Here is a quote from the forum regarding the formula: "You do this with the energy application using Castigliano which is far easier than curved beam theory. You first split the the ring in quarters using the second quadrant assuming the force is north south. If the load is north P, then you have a built in edge on the north point and a moment M1, undetermined and a south vertical force of P/2 at the west position. You write the energy integral M^2/2EI*rd@ over the 90 degrees where M=m1-(P/2)r(1-cos@)The partial derivative with respect to M1 would be the slope at the west position is zero due to symmetry and the partial with respect to P is the vertical displacement, your problem. After all this I get

y=Pr^3(pi/4-2/pi)/EI"

Regards,

Tim van Lunteren

ACCEPTED SOLUTION

Accepted Solutions

Perhaps more like the attached?

Alan

View solution in original post

6 REPLIES 6

Perhaps more like the attached?

Alan

It seems quite legit actually!

can you explain a bit your approach on the problem?

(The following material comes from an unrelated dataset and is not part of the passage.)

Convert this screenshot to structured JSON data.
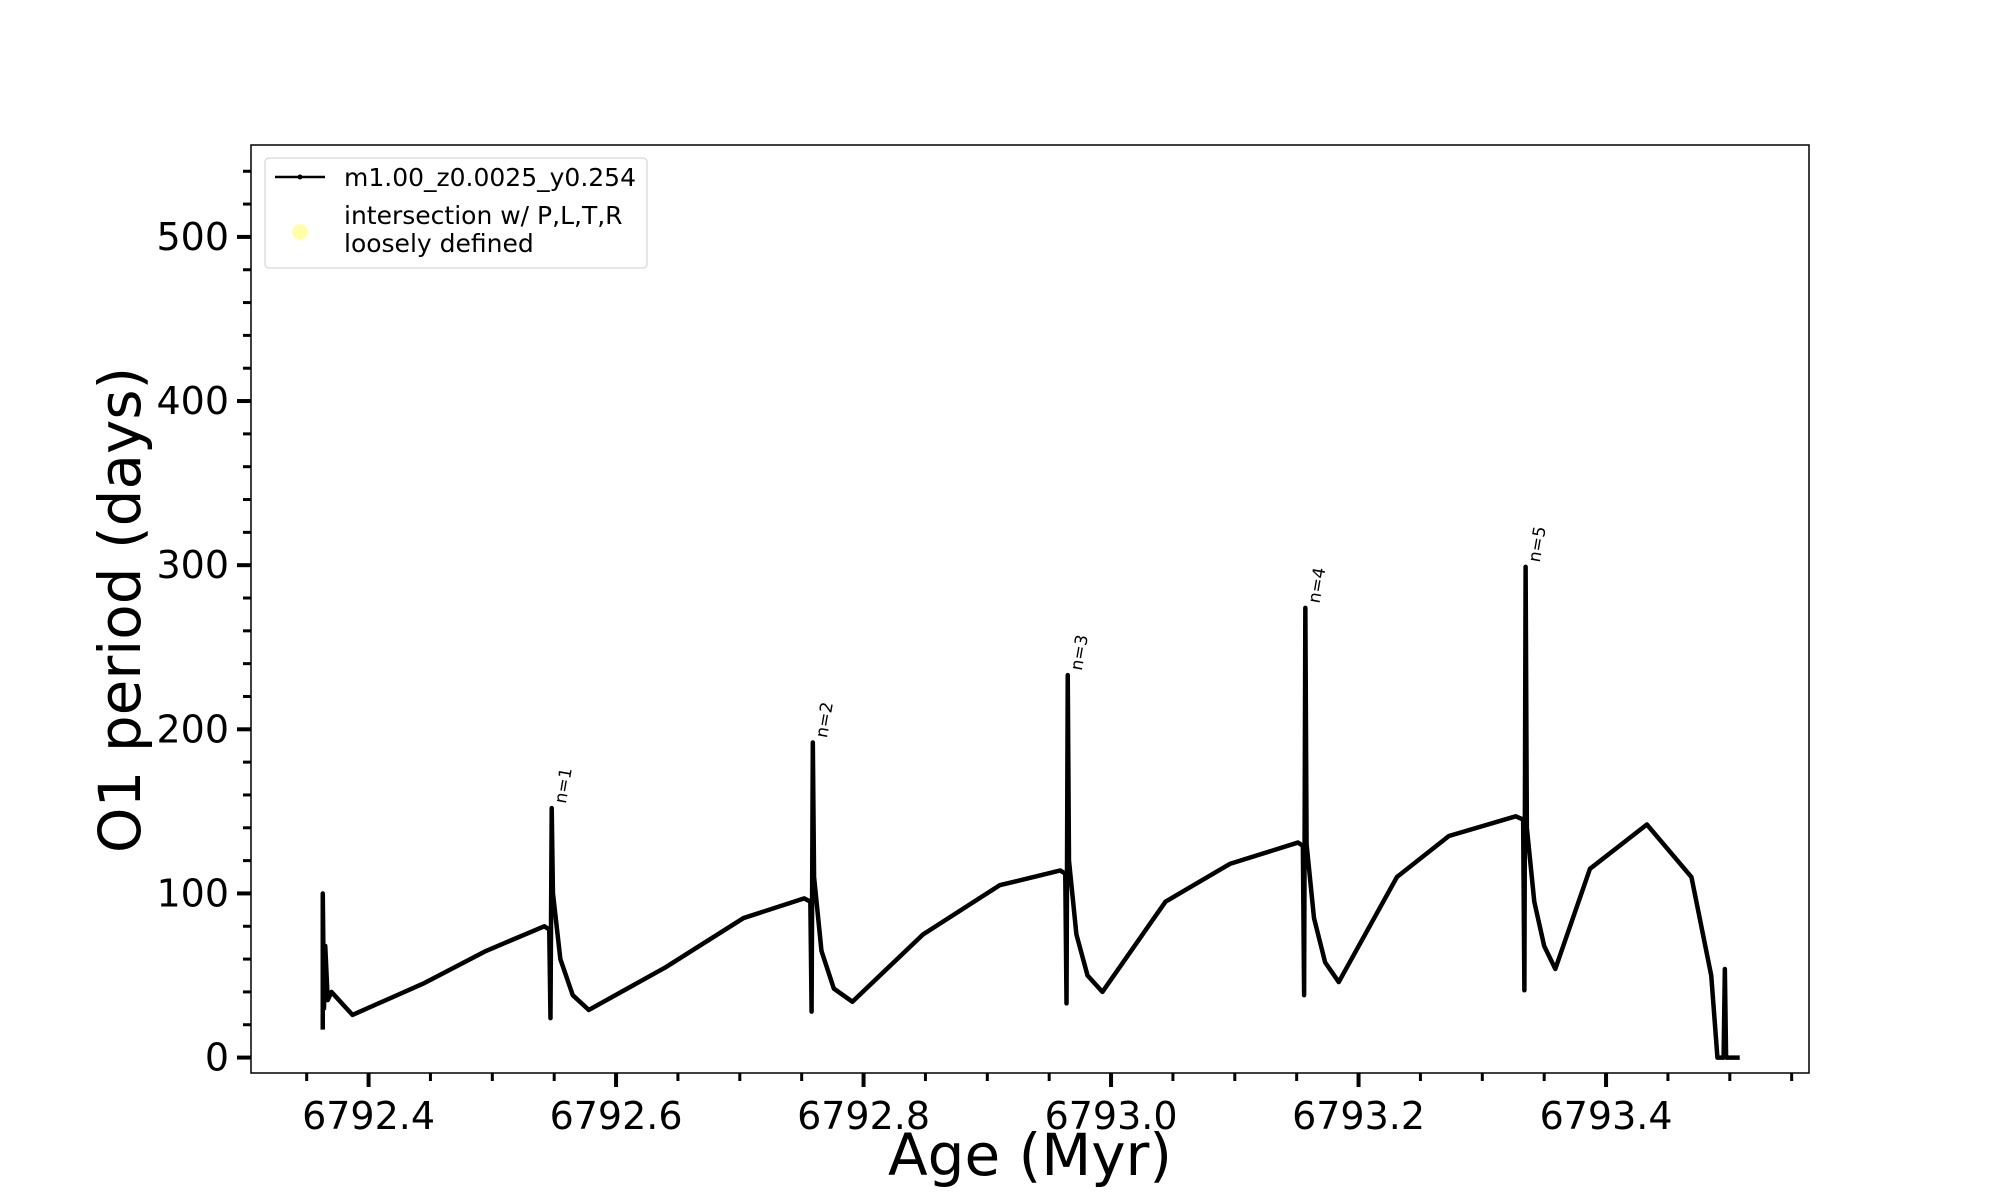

I have done the calculation with this formula to see if it is correct.

But, the last part of the equation doesn't quite hold it.

The original formula has "Pi/4-2/Pi" at the end. thats the main difference.

Werner_E
25-Diamond I
(To:ptc-5943412)

Multiply Alans result by 4 and you get what zekeman had posted here http://www.eng-tips.com/viewthread.cfm?qid=146402

Werner_E
25-Diamond I
(To:ptc-5943412)

Are you sure about what you are doing? And I am not speaking of your attempts to work in Mathcad.

You define M as a function and then at the end you are trying to "find" M!! You can find variables but not functions and as you have defined it yourself you won't have to search for it anyway.

In the solve block you use a function dMdm1(th) you haven't defined. What do you think Mathcad should do with it? If you want the derivative dM(th)/dm1 then use the derivative operator here as Richard an me have shon in that other thread.

Richard also had already told you that you have to use the boolean equal sign - you still use the numeric evaluation = in the first and the assignment := in the second equation.

If in your first equation dMdm1 is meant the derivative as I wrote above - you yourself had evalauted it and got shown that it is (no surprise) 1. That means that the interal in your first equation would yield 1/(2*EI)*R*th and evalauted from 0 to pi/2 this would give R*pi/(4*EI). You demand this to be zero anf that gives us R=0.

So the Integral in your second equation is an integral of zero over th from 0 to pi/2 - the result is of course zero and that means that delta has to be zero. Thats exactly what Mathcad gives you as result. Garbage in - garbage out.

Sorry guys, I see it now.

I am just so despirate to get things done quickly.

And also to learn this new (to me) program.

The boolean equations is a stupid mistake.

Thank you both for your time. you are great!